The Cycle of Negativity
While my body was stuck in overdrive, my mind became its own enemy. Negative thoughts dominated my thinking. It was as if my brain was desperately searching for reasons to justify how I felt.
- You’re broken.
- You’ll never fix this.
- This will never go away.
- Everyone else is fine—why are you like this?
It was relentless. No matter what I did, my mind twisted things into negativity. It was like my brain was stuck on a toxic radio station that I couldn’t turn off. And as if that wasn’t enough, the stress wreaked havoc on my stomach. The more anxious I felt, the more acid my stomach produced. Soon, I was dealing with intense stomach pain on top of everything else.
The Breaking Point
For days, I felt completely trapped. I tried every coping mechanism I knew, but my nervous system wouldn’t reset. Every morning, I woke up hoping that the panic would be gone—but it wasn’t.
Then, out of nowhere, something shifted. On Monday morning, I woke up and felt normal again. The heavy, pounding heartbeat was gone. The negativity wasn’t as overwhelming. My body wasn’t locked in a constant state of fear. It just stopped.
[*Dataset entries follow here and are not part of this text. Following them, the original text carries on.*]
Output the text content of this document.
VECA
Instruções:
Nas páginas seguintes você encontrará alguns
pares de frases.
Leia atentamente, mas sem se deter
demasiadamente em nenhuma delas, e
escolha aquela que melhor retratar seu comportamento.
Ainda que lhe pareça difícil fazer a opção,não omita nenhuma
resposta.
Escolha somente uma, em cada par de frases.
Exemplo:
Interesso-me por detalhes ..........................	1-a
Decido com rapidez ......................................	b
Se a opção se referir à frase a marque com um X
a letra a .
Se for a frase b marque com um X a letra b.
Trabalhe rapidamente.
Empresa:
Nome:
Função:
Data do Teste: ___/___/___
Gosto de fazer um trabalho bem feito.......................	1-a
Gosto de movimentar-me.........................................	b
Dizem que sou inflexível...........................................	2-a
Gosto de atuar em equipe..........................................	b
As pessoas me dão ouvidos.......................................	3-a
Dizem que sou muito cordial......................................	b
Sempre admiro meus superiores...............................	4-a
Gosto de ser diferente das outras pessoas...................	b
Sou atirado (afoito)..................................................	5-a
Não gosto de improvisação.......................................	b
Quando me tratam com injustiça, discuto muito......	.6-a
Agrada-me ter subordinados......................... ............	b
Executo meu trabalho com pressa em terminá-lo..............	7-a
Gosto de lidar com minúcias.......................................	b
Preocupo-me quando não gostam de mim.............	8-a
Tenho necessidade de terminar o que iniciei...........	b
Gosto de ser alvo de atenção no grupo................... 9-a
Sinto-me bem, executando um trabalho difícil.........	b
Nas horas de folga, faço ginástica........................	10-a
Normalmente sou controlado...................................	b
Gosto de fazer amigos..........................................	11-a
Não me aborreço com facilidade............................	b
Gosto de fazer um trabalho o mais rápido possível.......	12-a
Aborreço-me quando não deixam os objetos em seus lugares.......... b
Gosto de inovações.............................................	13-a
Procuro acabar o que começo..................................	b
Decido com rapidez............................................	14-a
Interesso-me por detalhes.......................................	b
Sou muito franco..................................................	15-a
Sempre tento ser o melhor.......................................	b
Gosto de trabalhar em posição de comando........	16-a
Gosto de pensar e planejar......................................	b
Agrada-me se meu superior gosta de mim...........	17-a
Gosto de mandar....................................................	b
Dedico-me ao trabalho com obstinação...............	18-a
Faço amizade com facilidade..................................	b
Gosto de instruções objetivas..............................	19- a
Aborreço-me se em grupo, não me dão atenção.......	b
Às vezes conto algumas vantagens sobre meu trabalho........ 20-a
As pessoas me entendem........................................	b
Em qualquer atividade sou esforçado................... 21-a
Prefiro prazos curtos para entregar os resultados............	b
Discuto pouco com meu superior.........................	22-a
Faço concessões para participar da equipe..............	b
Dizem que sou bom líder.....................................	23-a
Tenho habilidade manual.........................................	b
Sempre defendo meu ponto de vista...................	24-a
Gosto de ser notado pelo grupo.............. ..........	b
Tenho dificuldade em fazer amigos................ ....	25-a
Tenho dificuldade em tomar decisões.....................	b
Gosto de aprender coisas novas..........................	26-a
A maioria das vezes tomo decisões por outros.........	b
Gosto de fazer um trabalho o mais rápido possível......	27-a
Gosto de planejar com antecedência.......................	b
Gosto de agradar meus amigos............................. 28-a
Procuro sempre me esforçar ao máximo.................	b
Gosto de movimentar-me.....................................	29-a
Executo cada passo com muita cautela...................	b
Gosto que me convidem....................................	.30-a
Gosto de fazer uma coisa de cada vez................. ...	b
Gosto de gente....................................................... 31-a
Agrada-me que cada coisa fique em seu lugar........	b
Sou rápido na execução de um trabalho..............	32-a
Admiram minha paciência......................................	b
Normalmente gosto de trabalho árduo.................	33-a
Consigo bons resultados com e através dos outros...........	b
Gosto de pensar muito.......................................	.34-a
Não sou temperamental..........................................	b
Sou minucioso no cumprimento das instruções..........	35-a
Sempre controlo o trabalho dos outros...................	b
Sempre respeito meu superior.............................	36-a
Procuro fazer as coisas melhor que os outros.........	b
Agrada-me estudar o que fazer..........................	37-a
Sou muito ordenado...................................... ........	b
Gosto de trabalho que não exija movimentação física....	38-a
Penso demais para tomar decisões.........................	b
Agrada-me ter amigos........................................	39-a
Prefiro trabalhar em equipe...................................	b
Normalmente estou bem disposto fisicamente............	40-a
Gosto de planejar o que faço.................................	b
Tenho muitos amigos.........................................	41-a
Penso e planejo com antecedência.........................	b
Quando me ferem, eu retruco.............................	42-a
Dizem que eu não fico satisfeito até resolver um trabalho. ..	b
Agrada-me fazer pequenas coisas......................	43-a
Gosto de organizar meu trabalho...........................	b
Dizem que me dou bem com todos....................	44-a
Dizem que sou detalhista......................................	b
I wish I could say that I did something to fix it, but I don’t think that’s what happened. It was almost like my nervous system just gave up on being in fight-or-flight mode. It exhausted itself, and I finally got to rest.
The Aftermath
Looking back, I realize something critical: I was completely powerless to “think” my way out of this. The fight-or-flight response is a bodily reaction, not just a mental one.
It didn’t matter how much I told myself I was safe. My body wasn’t listening. It was operating on a completely different system, one that had been triggered too intensely for logic to override it.
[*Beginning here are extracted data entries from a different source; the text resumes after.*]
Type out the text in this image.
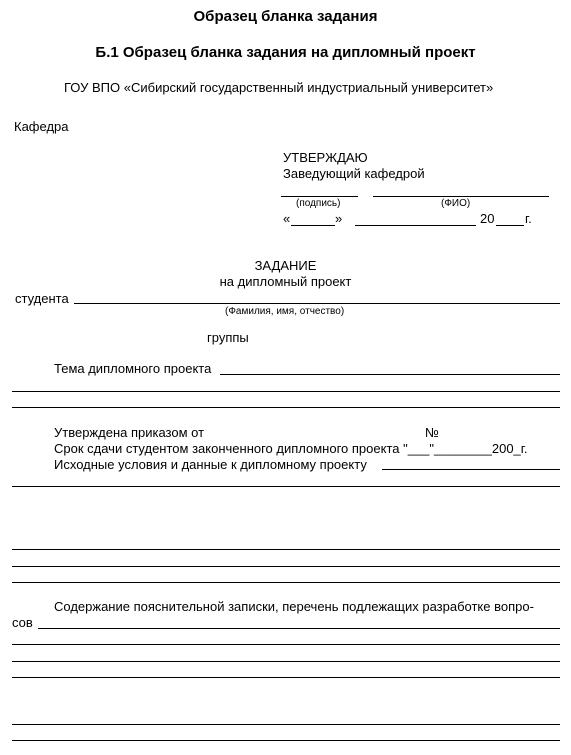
Образец бланка задания
Б.1 Образец бланка задания на дипломный проект
ГОУ ВПО «Сибирский государственный индустриальный университет»
Кафедра
УТВЕРЖДАЮ
Заведующий кафедрой
(подпись)	(ФИО)
«	»	20 г.
ЗАДАНИЕ
на дипломный проект
студента
(Фамилия, имя, отчество)
группы
Тема дипломного проекта
Утверждена приказом от	№
Срок сдачи студентом законченного дипломного проекта "___"________200_г.
Исходные условия и данные к дипломному проекту
Содержание пояснительной записки, перечень подлежащих разработке вопро-
сов
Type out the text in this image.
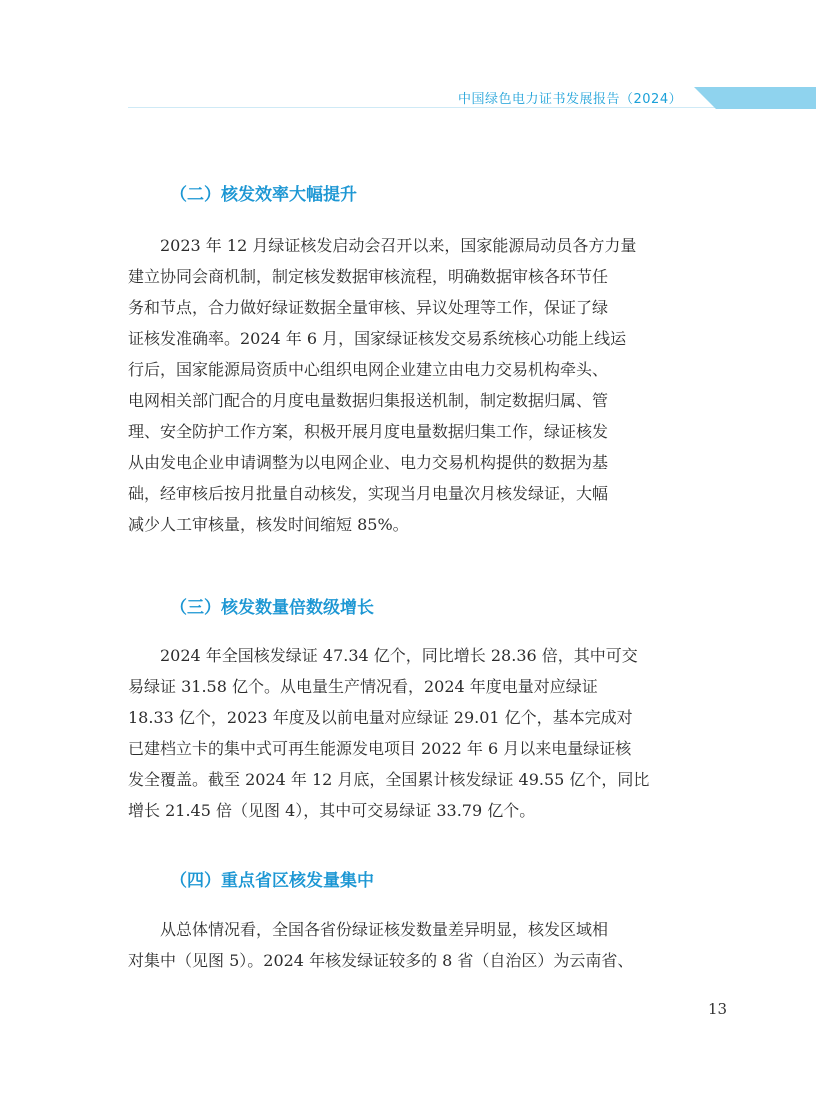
中国绿色电力证书发展报告（2024）
（二）核发效率大幅提升
　　2023 年 12 月绿证核发启动会召开以来，国家能源局动员各方力量
建立协同会商机制，制定核发数据审核流程，明确数据审核各环节任
务和节点，合力做好绿证数据全量审核、异议处理等工作，保证了绿
证核发准确率。2024 年 6 月，国家绿证核发交易系统核心功能上线运
行后，国家能源局资质中心组织电网企业建立由电力交易机构牵头、
电网相关部门配合的月度电量数据归集报送机制，制定数据归属、管
理、安全防护工作方案，积极开展月度电量数据归集工作，绿证核发
从由发电企业申请调整为以电网企业、电力交易机构提供的数据为基
础，经审核后按月批量自动核发，实现当月电量次月核发绿证，大幅
减少人工审核量，核发时间缩短 85%。
（三）核发数量倍数级增长
　　2024 年全国核发绿证 47.34 亿个，同比增长 28.36 倍，其中可交
易绿证 31.58 亿个。从电量生产情况看，2024 年度电量对应绿证
18.33 亿个，2023 年度及以前电量对应绿证 29.01 亿个，基本完成对
已建档立卡的集中式可再生能源发电项目 2022 年 6 月以来电量绿证核
发全覆盖。截至 2024 年 12 月底，全国累计核发绿证 49.55 亿个，同比
增长 21.45 倍（见图 4），其中可交易绿证 33.79 亿个。
（四）重点省区核发量集中
　　从总体情况看，全国各省份绿证核发数量差异明显，核发区域相
对集中（见图 5）。2024 年核发绿证较多的 8 省（自治区）为云南省、
13
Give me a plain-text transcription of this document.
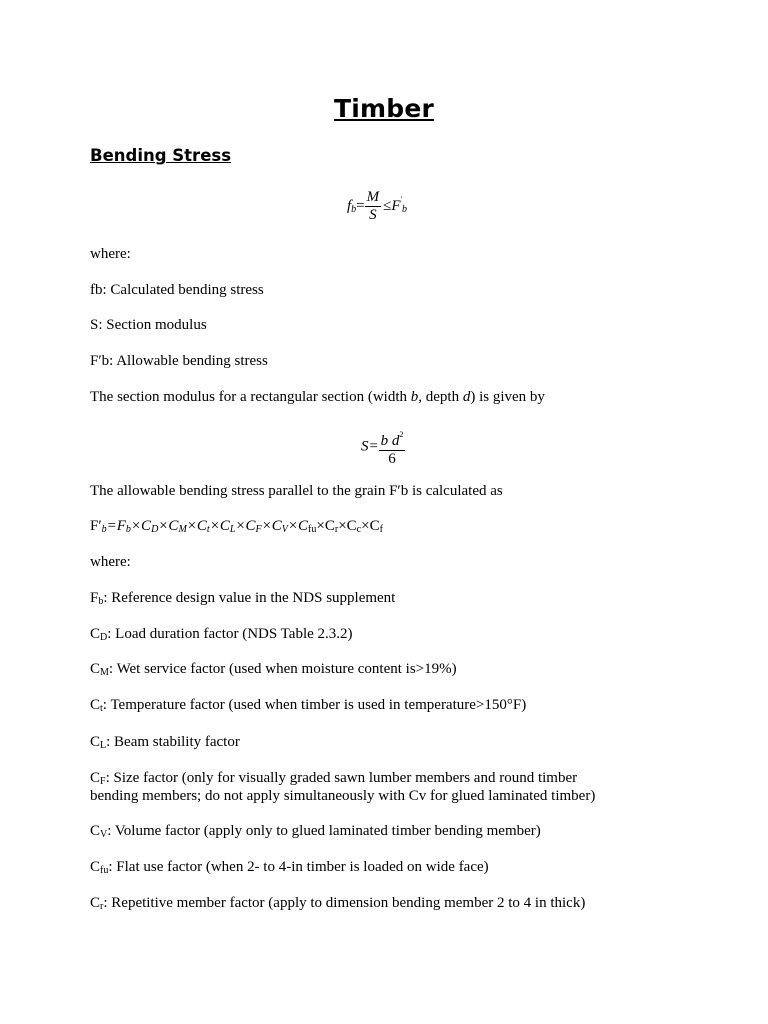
Timber
Bending Stress
$fb= \frac{M}{S} \le F'b$
where:
fb: Calculated bending stress
S: Section modulus
F′b: Allowable bending stress
The section modulus for a rectangular section (width b, depth d) is given by
$S= \frac{b d^2}{6}$
The allowable bending stress parallel to the grain F′b is calculated as
F′b=Fb×CD×CM×Ct×CL×CF×CV×Cfu×Cr×Cc×Cf
where:
Fb: Reference design value in the NDS supplement
CD: Load duration factor (NDS Table 2.3.2)
CM: Wet service factor (used when moisture content is>19%)
Ct: Temperature factor (used when timber is used in temperature>150°F)
CL: Beam stability factor
CF: Size factor (only for visually graded sawn lumber members and round timber
bending members; do not apply simultaneously with Cv for glued laminated timber)
CV: Volume factor (apply only to glued laminated timber bending member)
Cfu: Flat use factor (when 2- to 4-in timber is loaded on wide face)
Cr: Repetitive member factor (apply to dimension bending member 2 to 4 in thick)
This experience made me see how deep my trauma responses run. The way my body reacts to stress is completely disproportionate. And it isn’t random.
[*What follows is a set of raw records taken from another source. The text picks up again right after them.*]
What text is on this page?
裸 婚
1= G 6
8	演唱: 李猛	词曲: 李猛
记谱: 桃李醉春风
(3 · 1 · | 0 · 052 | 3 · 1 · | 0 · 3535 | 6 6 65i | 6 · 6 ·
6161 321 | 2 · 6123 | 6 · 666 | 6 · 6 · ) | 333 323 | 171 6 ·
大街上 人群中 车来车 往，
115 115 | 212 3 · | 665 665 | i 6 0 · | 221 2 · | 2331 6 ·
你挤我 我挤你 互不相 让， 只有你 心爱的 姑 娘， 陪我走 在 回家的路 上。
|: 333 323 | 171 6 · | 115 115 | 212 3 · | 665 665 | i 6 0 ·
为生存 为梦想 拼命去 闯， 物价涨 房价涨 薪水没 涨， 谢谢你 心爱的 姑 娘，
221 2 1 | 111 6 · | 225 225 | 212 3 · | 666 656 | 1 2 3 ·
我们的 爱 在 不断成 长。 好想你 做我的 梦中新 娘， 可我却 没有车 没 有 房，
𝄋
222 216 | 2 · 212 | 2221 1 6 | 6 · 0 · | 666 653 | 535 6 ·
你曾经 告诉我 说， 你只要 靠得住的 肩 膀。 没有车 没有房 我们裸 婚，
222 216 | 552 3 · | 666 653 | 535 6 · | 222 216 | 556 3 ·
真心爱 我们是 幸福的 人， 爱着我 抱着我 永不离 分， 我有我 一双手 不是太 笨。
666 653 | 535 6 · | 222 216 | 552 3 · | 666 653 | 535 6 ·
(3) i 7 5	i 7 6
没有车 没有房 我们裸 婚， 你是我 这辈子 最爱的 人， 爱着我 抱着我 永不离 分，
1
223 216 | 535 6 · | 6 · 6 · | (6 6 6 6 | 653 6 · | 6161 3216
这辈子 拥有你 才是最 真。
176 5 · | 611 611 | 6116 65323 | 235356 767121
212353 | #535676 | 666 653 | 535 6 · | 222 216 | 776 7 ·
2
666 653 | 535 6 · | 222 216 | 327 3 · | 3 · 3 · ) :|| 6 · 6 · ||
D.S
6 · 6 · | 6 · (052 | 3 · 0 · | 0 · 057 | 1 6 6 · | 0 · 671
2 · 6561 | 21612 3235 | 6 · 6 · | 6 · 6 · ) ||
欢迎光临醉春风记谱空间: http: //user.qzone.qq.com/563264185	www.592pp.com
For years, my nervous system has learned that conflict, expressing myself, or asserting my needs equals punishment or danger. My childhood experiences—where I was constantly invalidated, gaslit, or punished for speaking up—trained my body to react this way.
Even writing a simple negative review about the therapist who retraumatized me felt terrifying. My first instinct was to worry about retaliation, just like I did as a child when my father would punish me for standing up for myself. I was trained to believe that speaking up equals punishment.
The Bigger Picture
This whole experience showed me just how much unresolved trauma lives in my nervous system. My body reacts in extreme ways to situations that, logically, shouldn’t be that threatening. But because of my past, my system perceives them as life-or-death situations.
This explains so many things in my life:
- Why I hesitate before making decisions. I was trained to second-guess everything because my father always invalidated my choices.
- Why I struggle with relationships. I learned that expressing my needs equals rejection or punishment.
- Why I fear conflict. Every past experience with conflict led to loss, punishment, or forced silence.
- Why I feel powerless when it comes to money. I was conditioned to believe I should stay in a miserable job with an abusive boss—because that’s the dynamic I grew up with.
Moving Forward
If there’s one thing I take away from this, it’s that this pattern isn’t mine. It was forced onto me.
I see now that my reactions aren’t because I’m weak or broken. They are survival responses that were programmed into me. But now, I have the awareness to start rewiring them.
The next step isn’t about just “thinking differently.” It’s about teaching my body that it’s safe. That my decisions are valid. That my voice deserves to be heard. That I don’t have to live in survival mode forever.
And most importantly—that I don’t have to wait to live.